|By Holly McCray
The Council on Finance & Administration (CF&A) has voted to allocate money to help start five new churches in Oklahoma—and the sooner they launch, the better.
The unexpected decision came during the group’s first meeting of the year, on Jan. 26 in Oklahoma City.
The session began with an end-of-year Conference budget assessment by Treasurer Brian Bakeman. He reported total Apportionment contributions of 94 percent in 2009, a decline from 96 percent in 2008. He identified some of the ways Conference ministries adjusted for that drop in churches’ support.
Then Craig Stinson, director of Connectional Ministries, shared his initial assessment of 2011 budget proposals by those ministries. One goal of the Conference’s Strategic Plan is to start new churches for new people. The denomination has named an overall goal of starting 650 new U.S. congregations by 2012.
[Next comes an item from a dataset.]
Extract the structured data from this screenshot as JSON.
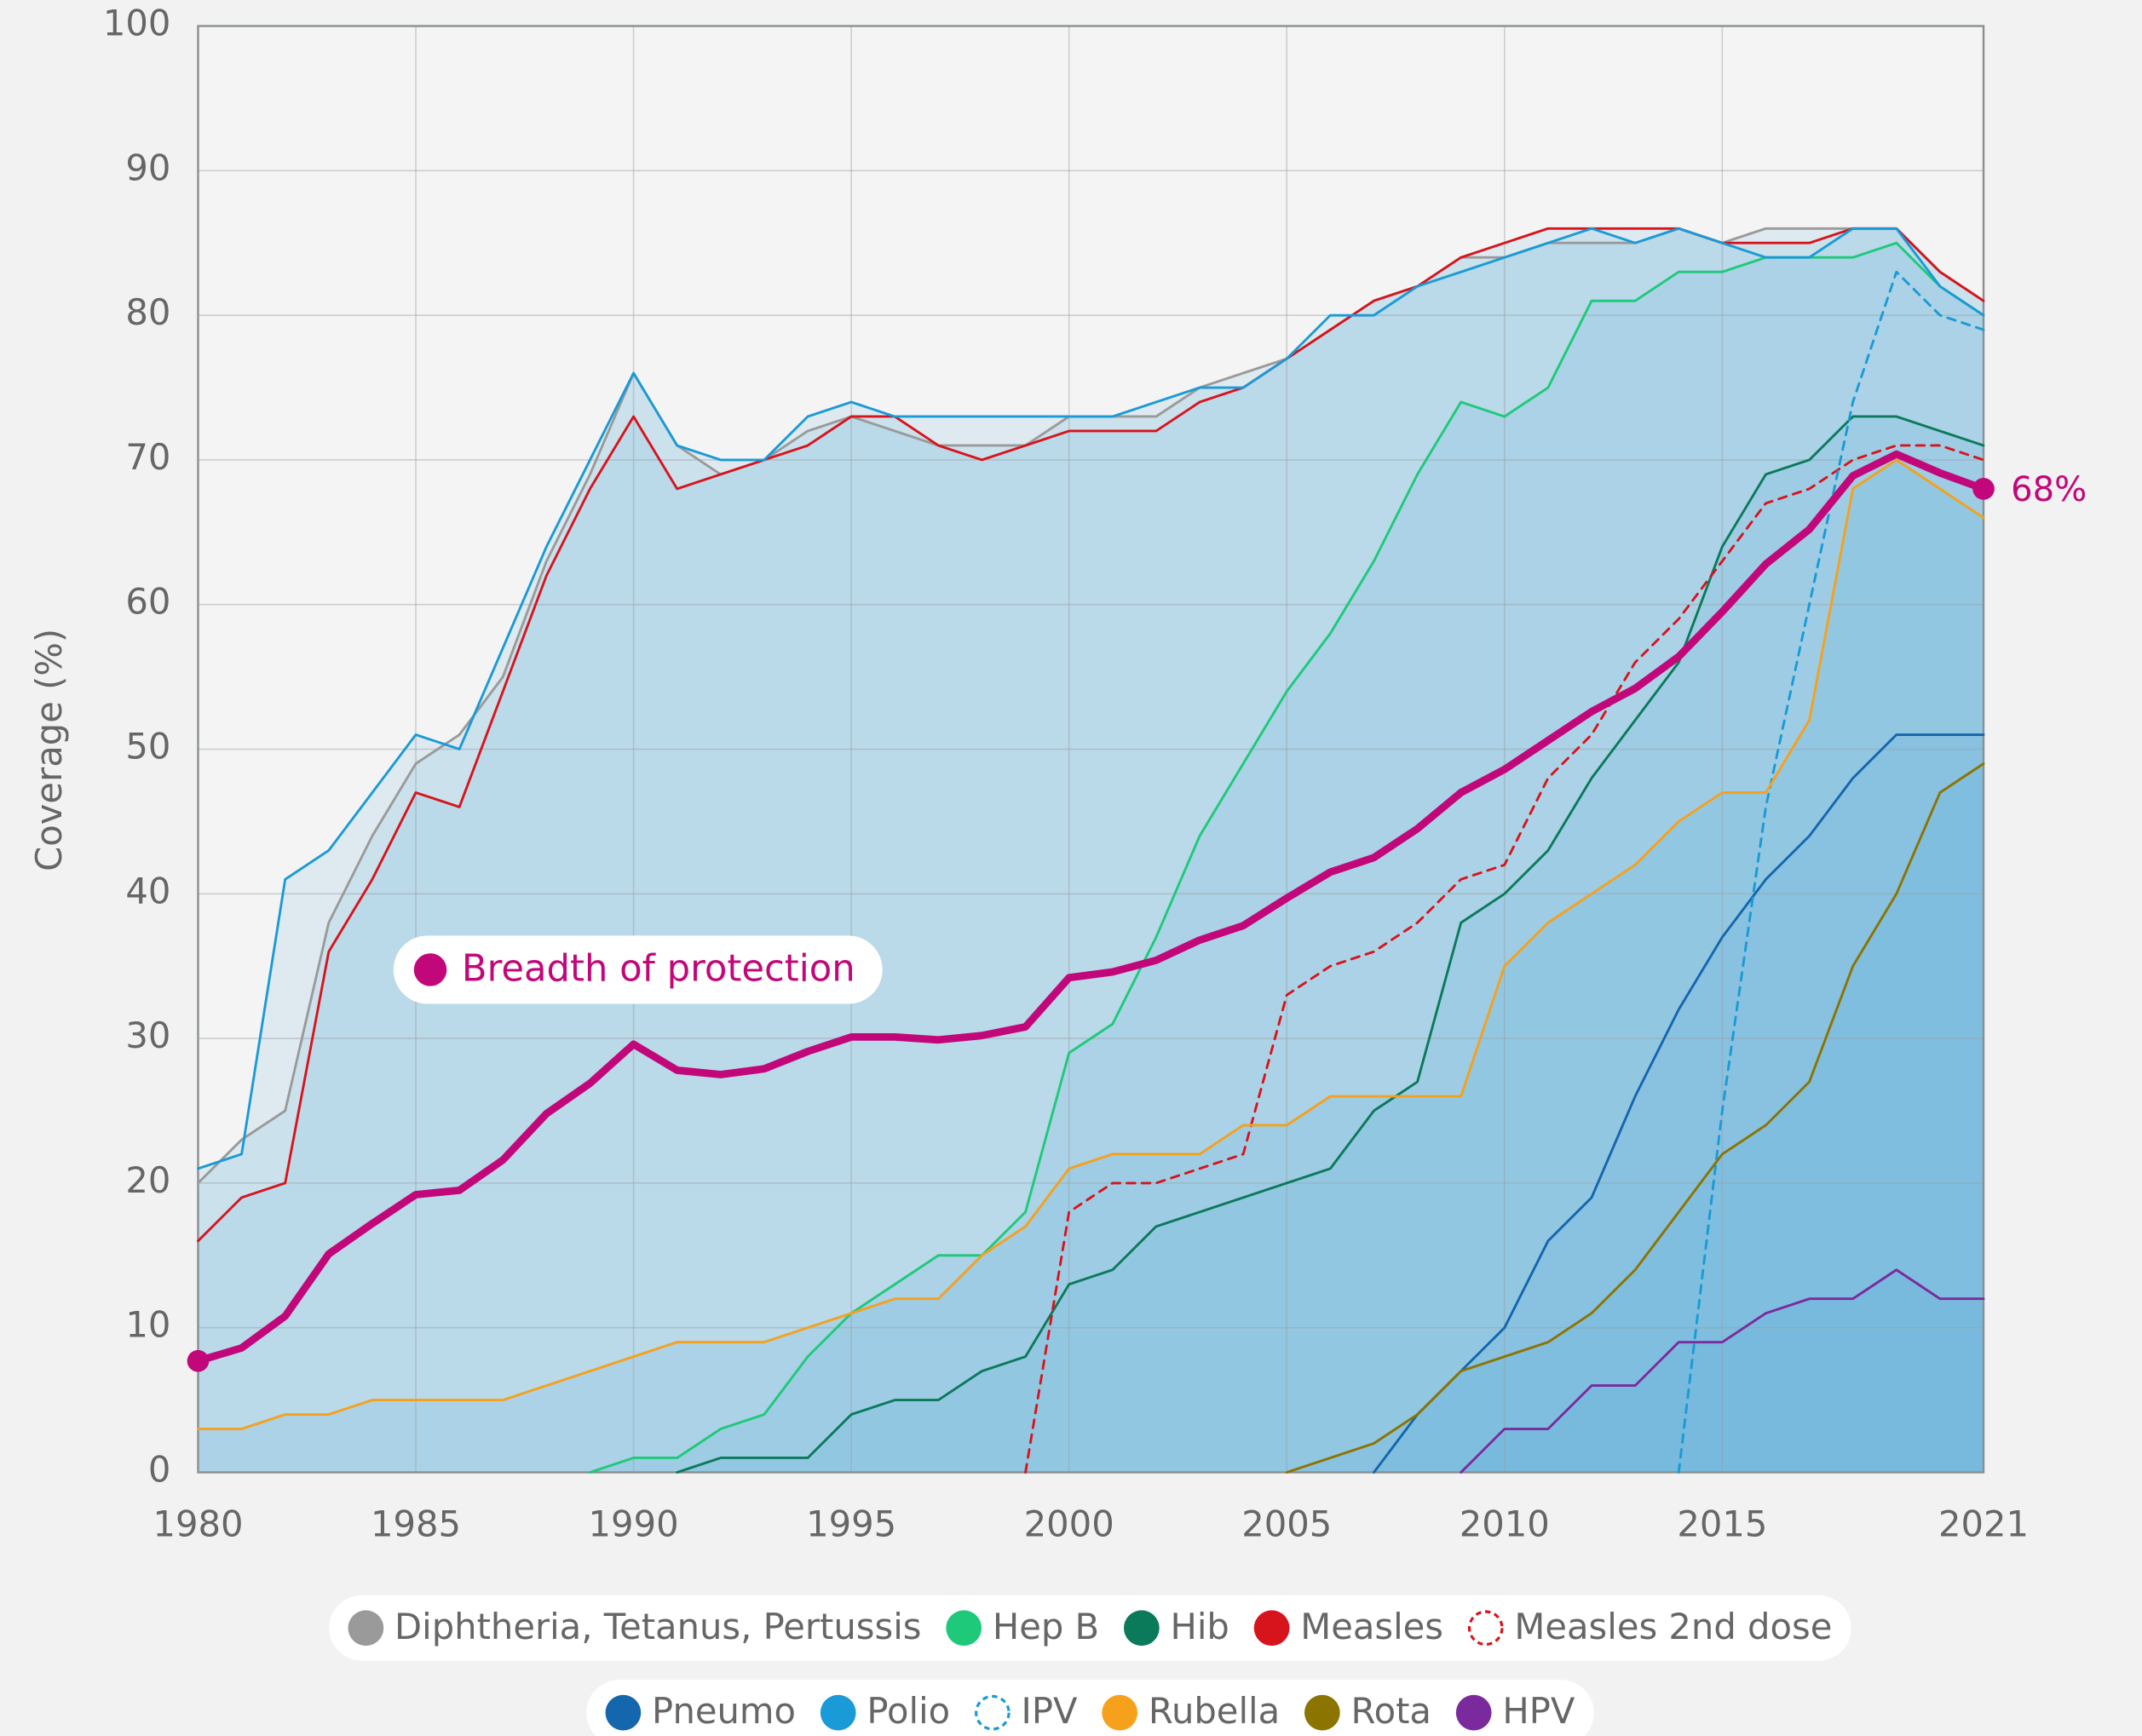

Rev. Stinson said five such projects are solidly advancing. He compared starting a new church to baking a cake: Mixing the right ingredients creates sweet success. He pointed out more than 20 clergy have been trained as potential church planters and demographics have been studied.
Stinson said he dreams of having the financing to trigger specific action. Aware of budget constraints, he outlined a three-year plan. About $150,000 from the Conference is needed to start a church, he said.
"The newest churches in Oklahoma are paying back in Apportionments more than we invested in them," Stinson said.
The January meeting shifted to other topics. Then Wade Paschal, pastor of Tulsa-First UMC, returned to the subject. "I can’t think of anything I’d rather do in 2011 than start five churches," he said, "for the future of our Church."
Bill Junk, president of Oklahoma United Methodist Foundation, said, "I think we have to come up with this money." Other council members agreed, and the vote was taken.
Stinson later said, "I’m heartened because others in the Conference are making these leaps of faith. When we start new churches, the world is being transformed."